The forgotten Coffee Roaster¶
About a month before the course comlpetion I decided to change the project. I had been thinking of making a coffee roaster, which seemed both complex and a lot of fun. I did not come to this idea on my own, in fact Maxime and I had been discussiong what else could I make other than the parachute system, and so he started by asking me questions to help me narrow down the choices.
This project did not come to realization… yet!



Coffee 101¶
Coffee comes from an evergreen shrub grown in tropical regions along the equator, also refered as the coffee belt. The plant produces fruit called coffee cherries, and the coffee bean is actually the seed found inside. To extract this seed, farmers use different processing methods that change the final flavor, such as washed, natural, honey, and anaerobic.

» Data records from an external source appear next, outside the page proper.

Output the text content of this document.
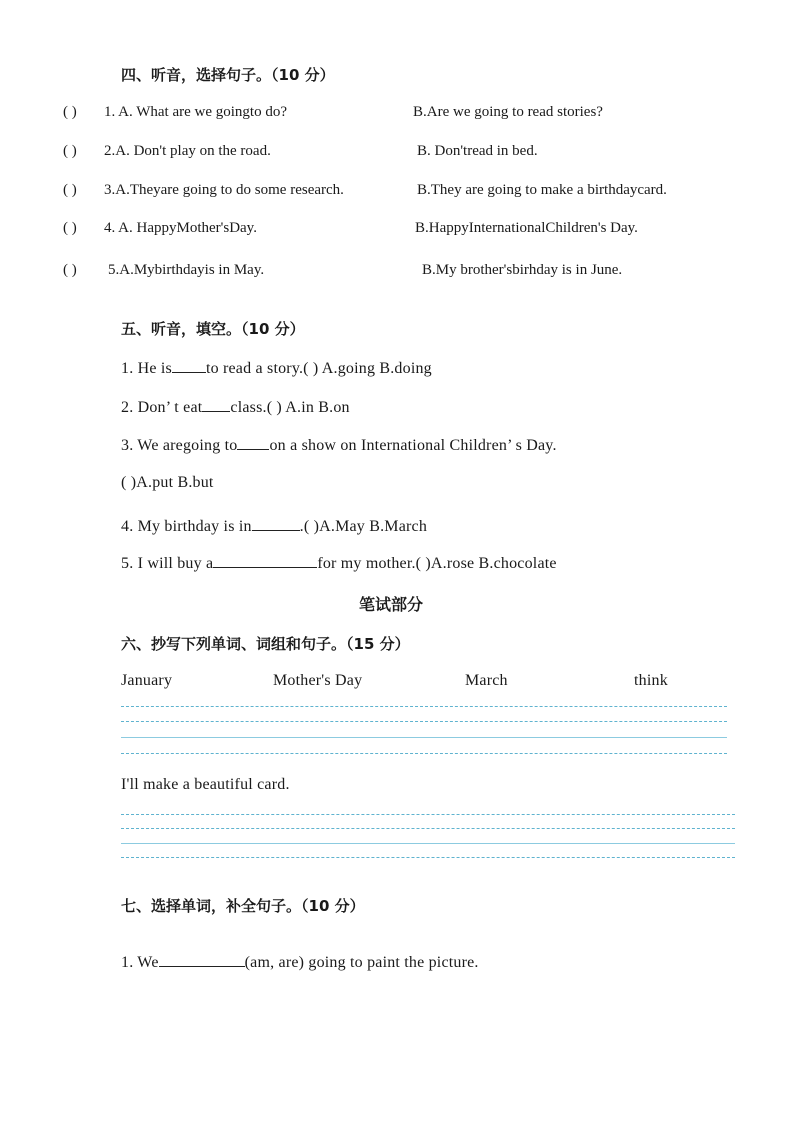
四、听音，选择句子。（10 分）
( ) 1. A. What are we goingto do?	B.Are we going to read stories?
( ) 2.A. Don't play on the road.	B. Don'tread in bed.
( ) 3.A.Theyare going to do some research.	B.They are going to make a birthdaycard.
( ) 4. A. HappyMother'sDay.	B.HappyInternationalChildren's Day.
( ) 5.A.Mybirthdayis in May.	B.My brother'sbirhday is in June.
五、听音，填空。（10 分）
1. He is to read a story.( ) A.going B.doing
2. Don’ t eat class.( ) A.in B.on
3. We aregoing to on a show on International Children’ s Day.
( )A.put B.but
4. My birthday is in	.( )A.May B.March
5. I will buy a	for my mother.( )A.rose B.chocolate
笔试部分
六、抄写下列单词、词组和句子。（15 分）
January	Mother's Day	March	think
I'll make a beautiful card.
七、选择单词，补全句子。（10 分）
1. We	(am, are) going to paint the picture.
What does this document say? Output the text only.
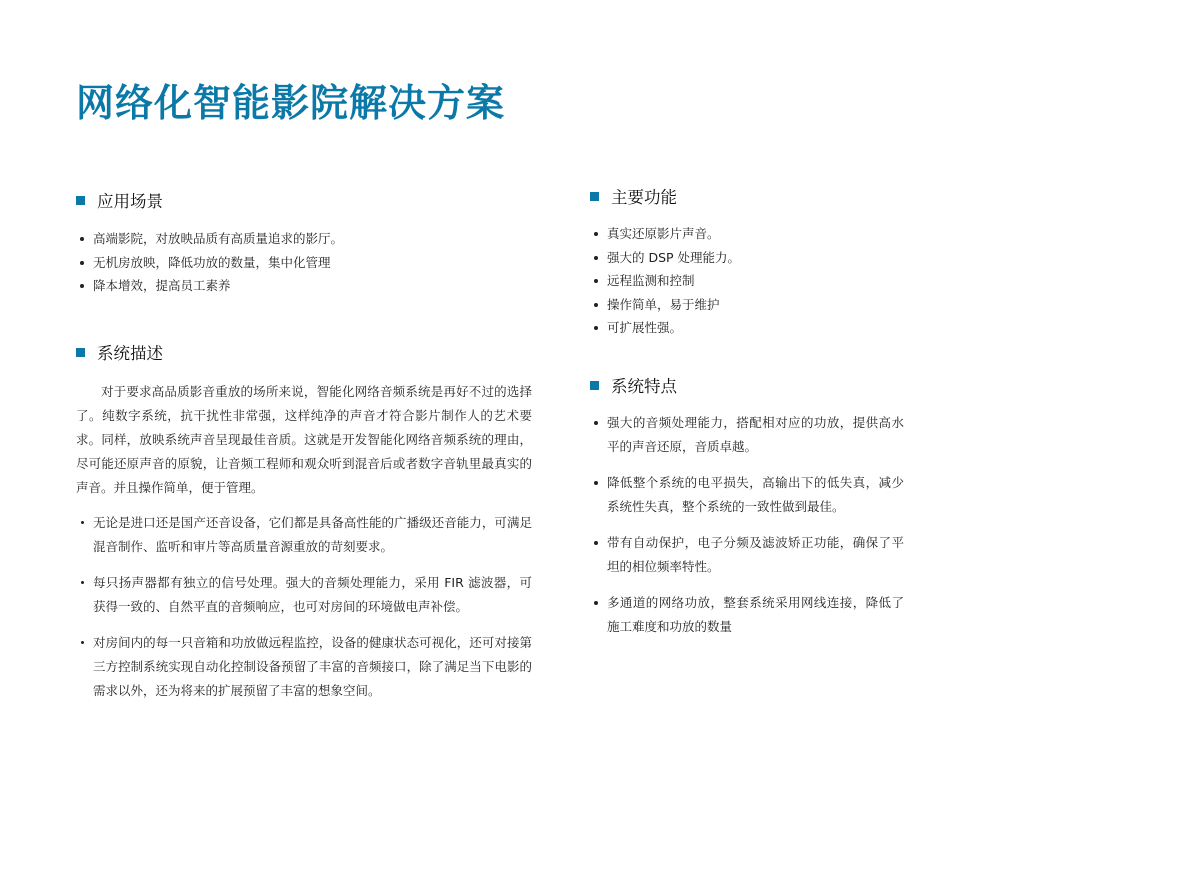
网络化智能影院解决方案
应用场景
高端影院，对放映品质有高质量追求的影厅。
无机房放映，降低功放的数量，集中化管理
降本增效，提高员工素养
系统描述

对于要求高品质影音重放的场所来说，智能化网络音频系统是再好不过的选择了。纯数字系统，抗干扰性非常强，这样纯净的声音才符合影片制作人的艺术要求。同样，放映系统声音呈现最佳音质。这就是开发智能化网络音频系统的理由，尽可能还原声音的原貌，让音频工程师和观众听到混音后或者数字音轨里最真实的声音。并且操作简单，便于管理。

无论是进口还是国产还音设备，它们都是具备高性能的广播级还音能力，可满足混音制作、监听和审片等高质量音源重放的苛刻要求。
每只扬声器都有独立的信号处理。强大的音频处理能力，采用 FIR 滤波器，可获得一致的、自然平直的音频响应，也可对房间的环境做电声补偿。
对房间内的每一只音箱和功放做远程监控，设备的健康状态可视化，还可对接第三方控制系统实现自动化控制设备预留了丰富的音频接口，除了满足当下电影的需求以外，还为将来的扩展预留了丰富的想象空间。
主要功能
真实还原影片声音。
强大的 DSP 处理能力。
远程监测和控制
操作简单，易于维护
可扩展性强。
系统特点
强大的音频处理能力，搭配相对应的功放，提供高水平的声音还原，音质卓越。
降低整个系统的电平损失，高输出下的低失真，减少系统性失真，整个系统的一致性做到最佳。
带有自动保护，电子分频及滤波矫正功能，确保了平坦的相位频率特性。
多通道的网络功放，整套系统采用网线连接，降低了施工难度和功放的数量
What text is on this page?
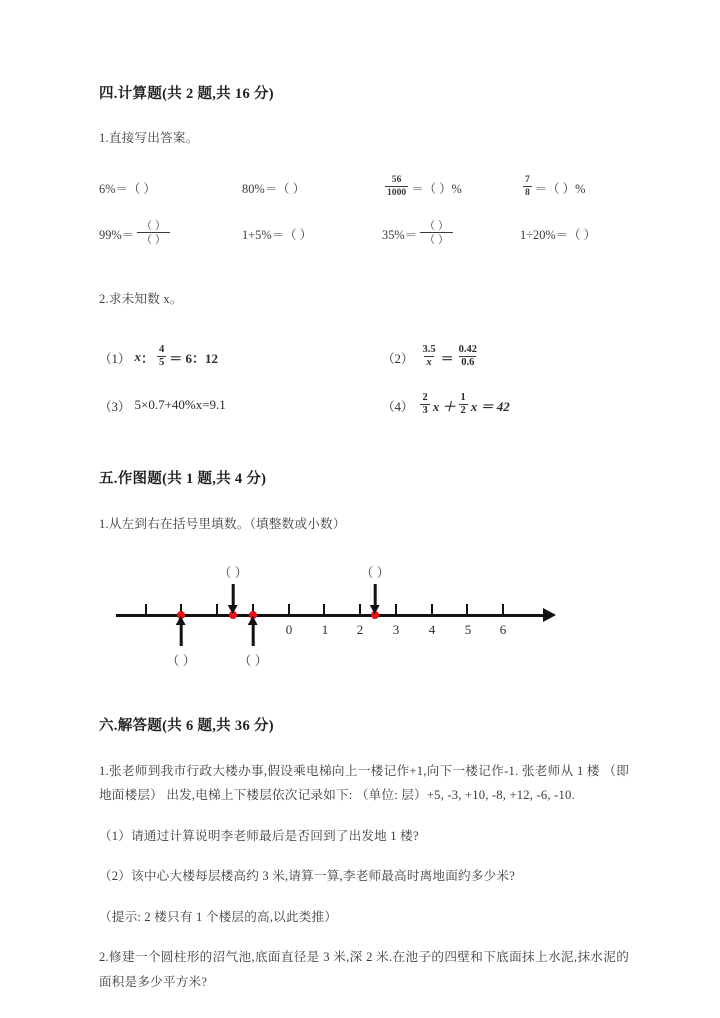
四.计算题(共 2 题,共 16 分)

1.直接写出答案。

6%＝（ ）	80%＝（ ）	$\frac{56}{1000}$ ＝（ ）%	$\frac{7}{8}$ ＝（ ）%
$99\%= \frac{( )}{( )}$	1+5%＝（ ）	$35\%= \frac{( )}{( )}$	1÷20%＝（ ）

2.求未知数 x。

（1） x ： $\frac{4}{5} = 6$：12	$(2) \frac{3.5}{x} = \frac{0.42}{0.6}$
（3） 5×0.7+40%x=9.1	$(4) \frac{2}{3}$ $x + \frac{1}{2}$ x ＝ 42
五.作图题(共 1 题,共 4 分)

1.从左到右在括号里填数。（填整数或小数）

0 1 2 3 4 5 6
（ ）	（ ）
（ ）	（ ）
六.解答题(共 6 题,共 36 分)

1.张老师到我市行政大楼办事,假设乘电梯向上一楼记作+1,向下一楼记作-1. 张老师从 1 楼 （即地面楼层） 出发,电梯上下楼层依次记录如下: （单位: 层）+5, -3, +10, -8, +12, -6, -10.

（1）请通过计算说明李老师最后是否回到了出发地 1 楼?

（2）该中心大楼每层楼高约 3 米,请算一算,李老师最高时离地面约多少米?

（提示: 2 楼只有 1 个楼层的高,以此类推）

2.修建一个圆柱形的沼气池,底面直径是 3 米,深 2 米.在池子的四壁和下底面抹上水泥,抹水泥的面积是多少平方米?
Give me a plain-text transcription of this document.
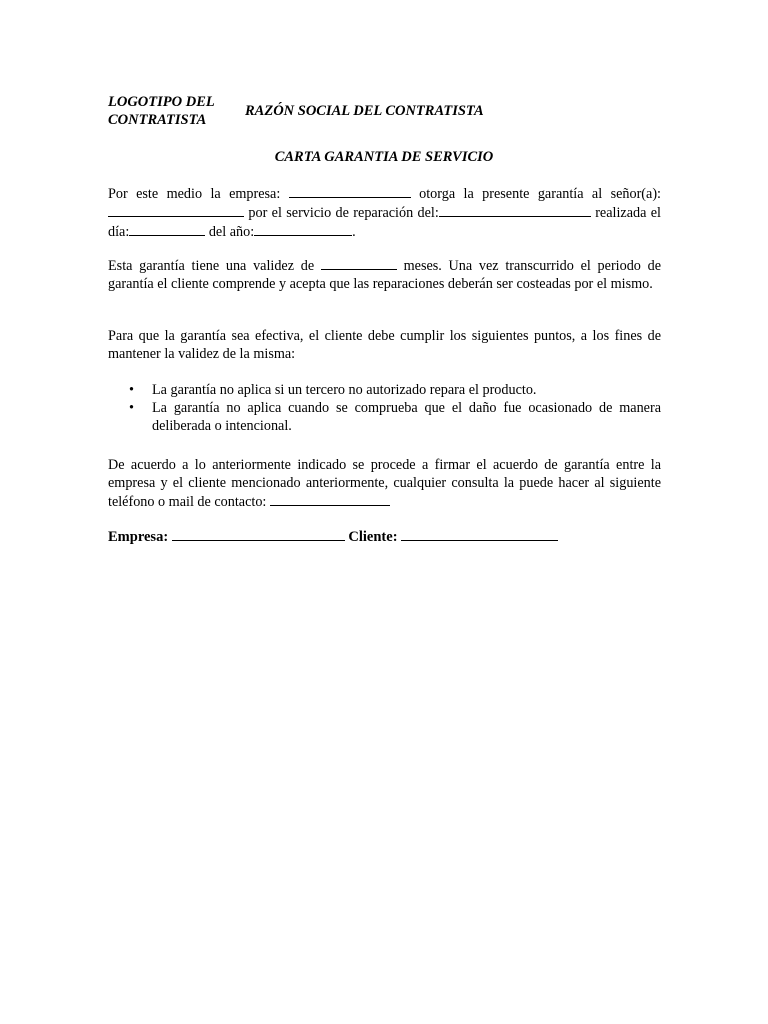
LOGOTIPO DEL CONTRATISTA
RAZÓN SOCIAL DEL CONTRATISTA
CARTA GARANTIA DE SERVICIO
Por este medio la empresa:	otorga la presente garantía al señor(a): por el servicio de reparación del:	realizada el día:	del año:	.
Esta garantía tiene una validez de	meses. Una vez transcurrido el periodo de garantía el cliente comprende y acepta que las reparaciones deberán ser costeadas por el mismo.
Para que la garantía sea efectiva, el cliente debe cumplir los siguientes puntos, a los fines de mantener la validez de la misma:
• La garantía no aplica si un tercero no autorizado repara el producto.
• La garantía no aplica cuando se comprueba que el daño fue ocasionado de manera deliberada o intencional.
De acuerdo a lo anteriormente indicado se procede a firmar el acuerdo de garantía entre la empresa y el cliente mencionado anteriormente, cualquier consulta la puede hacer al siguiente teléfono o mail de contacto:
Empresa:	Cliente:
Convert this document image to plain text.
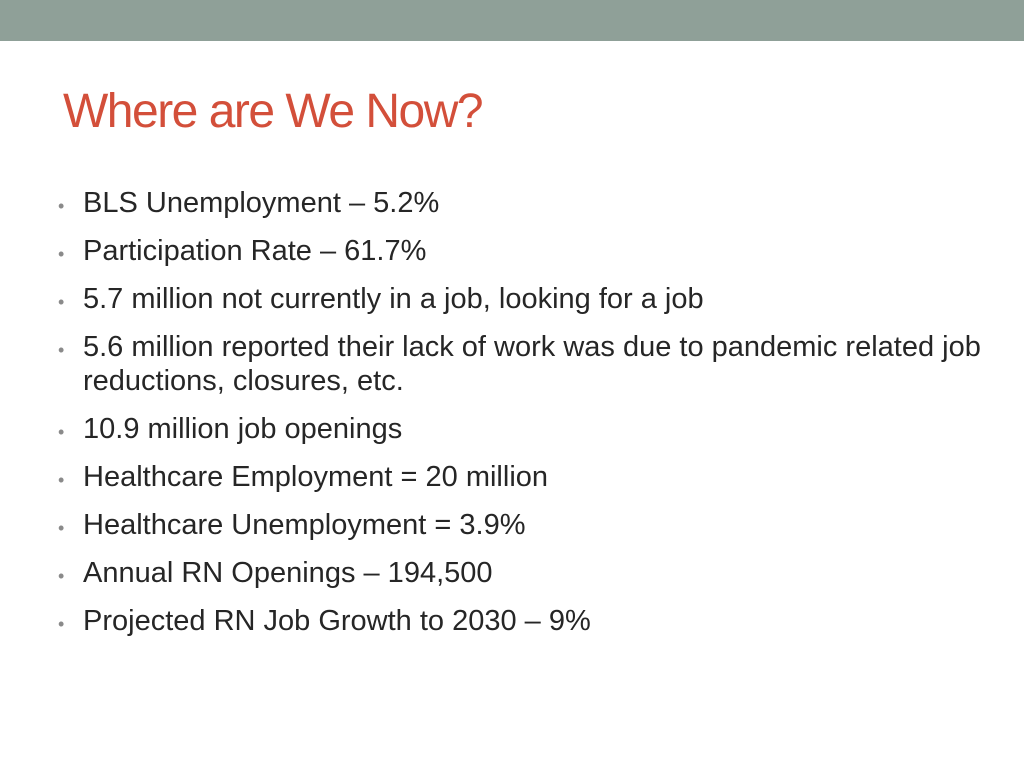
Where are We Now?
• BLS Unemployment – 5.2%
• Participation Rate – 61.7%
• 5.7 million not currently in a job, looking for a job
• 5.6 million reported their lack of work was due to pandemic related job reductions, closures, etc.
• 10.9 million job openings
• Healthcare Employment = 20 million
• Healthcare Unemployment = 3.9%
• Annual RN Openings – 194,500
• Projected RN Job Growth to 2030 – 9%
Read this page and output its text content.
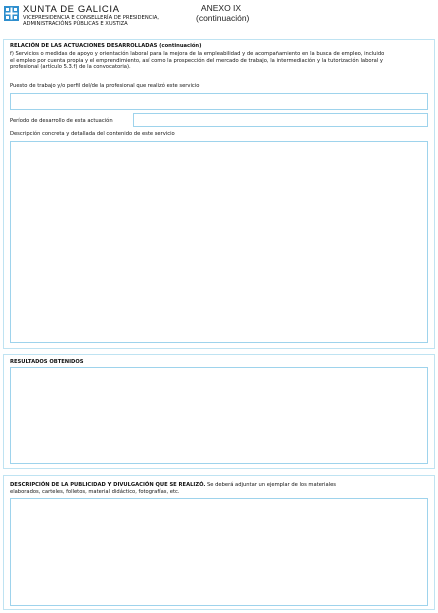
XUNTA DE GALICIA
VICEPRESIDENCIA E CONSELLERÍA DE PRESIDENCIA,
ADMINISTRACIÓNS PÚBLICAS E XUSTIZA
ANEXO IX
(continuación)
RELACIÓN DE LAS ACTUACIONES DESARROLLADAS (continuación)
f) Servicios o medidas de apoyo y orientación laboral para la mejora de la empleabilidad y de acompañamiento en la busca de empleo, incluido
el empleo por cuenta propia y el emprendimiento, así como la prospección del mercado de trabajo, la intermediación y la tutorización laboral y
profesional (artículo 5.3.f) de la convocatoria).
Puesto de trabajo y/o perfil del/de la profesional que realizó este servicio
Período de desarrollo de esta actuación
Descripción concreta y detallada del contenido de este servicio
RESULTADOS OBTENIDOS
DESCRIPCIÓN DE LA PUBLICIDAD Y DIVULGACIÓN QUE SE REALIZÓ. Se deberá adjuntar un ejemplar de los materiales
elaborados, carteles, folletos, material didáctico, fotografías, etc.
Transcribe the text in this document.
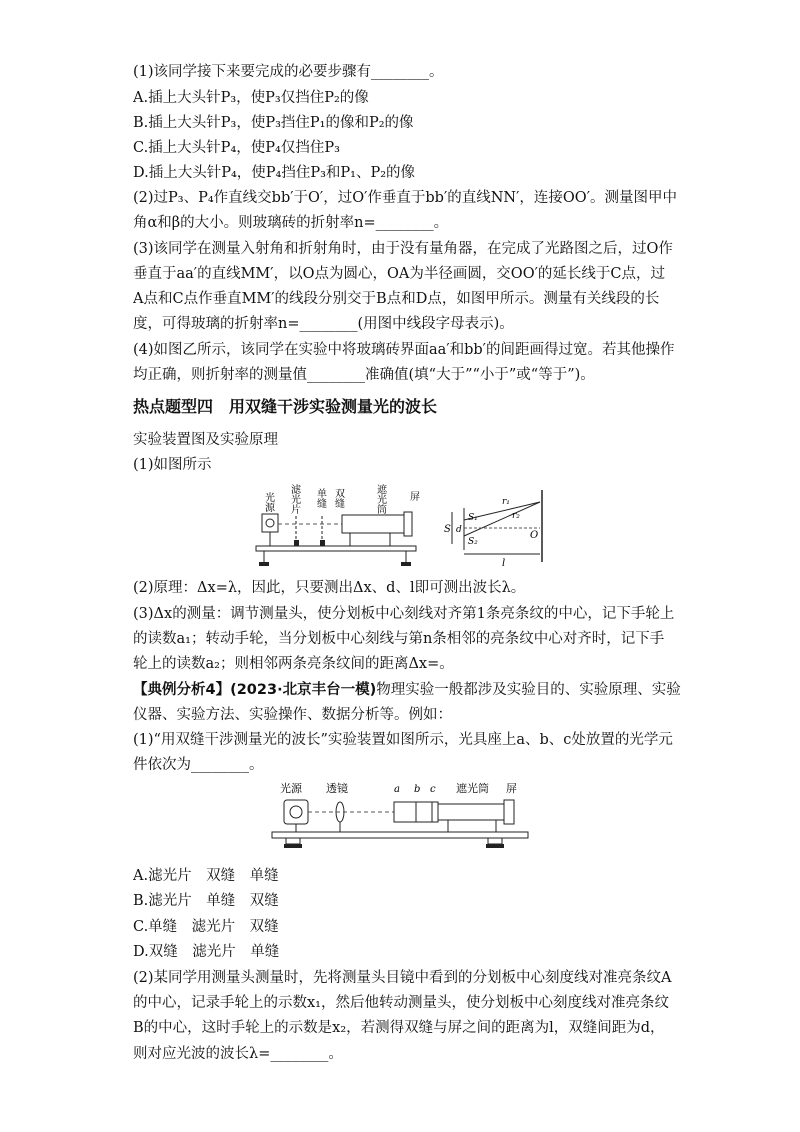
(1)该同学接下来要完成的必要步骤有________。
A.插上大头针P₃，使P₃仅挡住P₂的像
B.插上大头针P₃，使P₃挡住P₁的像和P₂的像
C.插上大头针P₄，使P₄仅挡住P₃
D.插上大头针P₄，使P₄挡住P₃和P₁、P₂的像
(2)过P₃、P₄作直线交bb′于O′，过O′作垂直于bb′的直线NN′，连接OO′。测量图甲中
角α和β的大小。则玻璃砖的折射率n=________。
(3)该同学在测量入射角和折射角时，由于没有量角器，在完成了光路图之后，过O作
垂直于aa′的直线MM′，以O点为圆心，OA为半径画圆，交OO′的延长线于C点，过
A点和C点作垂直MM′的线段分别交于B点和D点，如图甲所示。测量有关线段的长
度，可得玻璃的折射率n=________(用图中线段字母表示)。
(4)如图乙所示，该同学在实验中将玻璃砖界面aa′和bb′的间距画得过宽。若其他操作
均正确，则折射率的测量值________准确值(填“大于”“小于”或“等于”)。
热点题型四　用双缝干涉实验测量光的波长
实验装置图及实验原理
(1)如图所示
光源 滤光片 单缝 双缝	遮光筒 屏
S
S₁
S₂
d
r₁
r₂
O
l
(2)原理：Δx=λ，因此，只要测出Δx、d、l即可测出波长λ。
(3)Δx的测量：调节测量头，使分划板中心刻线对齐第1条亮条纹的中心，记下手轮上
的读数a₁；转动手轮，当分划板中心刻线与第n条相邻的亮条纹中心对齐时，记下手
轮上的读数a₂；则相邻两条亮条纹间的距离Δx=。
【典例分析4】(2023·北京丰台一模)物理实验一般都涉及实验目的、实验原理、实验
仪器、实验方法、实验操作、数据分析等。例如：
(1)“用双缝干涉测量光的波长”实验装置如图所示，光具座上a、b、c处放置的光学元
件依次为________。
光源 透镜	a b c 遮光筒 屏
A.滤光片　双缝　单缝
B.滤光片　单缝　双缝
C.单缝　滤光片　双缝
D.双缝　滤光片　单缝
(2)某同学用测量头测量时，先将测量头目镜中看到的分划板中心刻度线对准亮条纹A
的中心，记录手轮上的示数x₁，然后他转动测量头，使分划板中心刻度线对准亮条纹
B的中心，这时手轮上的示数是x₂，若测得双缝与屏之间的距离为l，双缝间距为d，
则对应光波的波长λ=________。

Most coffee comes from two distinct plant species known as Arabica and Robusta. Arabica accounts for most specialty coffee because it offers a sweet, complex flavor with vibrant acidity. However, these plants require higher altitudes and delicate care to grow. In contrast, Robusta plants are much hardier and thrive at lower elevations. Robusta beans contain nearly double the caffeine of Arabica, which creates a much stronger, more bitter, and earthy taste that is ideal for instant coffees and espresso blends.
Roasting¶
Roasting coffee is not so difficult as it seems to be… In fact, I am learning more as this project evolves. However it is important to understand that coffee, like any other fruit, is consumed best when it’s fresh.
When roasting, the two key elements to watch are color changes and the cracking stages.
Green: unroasted, raw beans.
Yellowing: the early stage of color change.
Light roast: the first brewable stage, pulled after the first crack.
Medium roast: the specialty coffee industry favorite, offering a balanced profile.
Dark roast: generally less preferred, roasted mostly past the second crack, has visible oils and surface cavities.
After the yellowing stage, a thin skin called chaff starts breaking off the bean. This debris is highly undesirable in both the roaster and the grinder. In a roaster it a potential fire hazard, whereas in a grinder, it ends up in your cup, creating an unpleasant, bitter taste profile.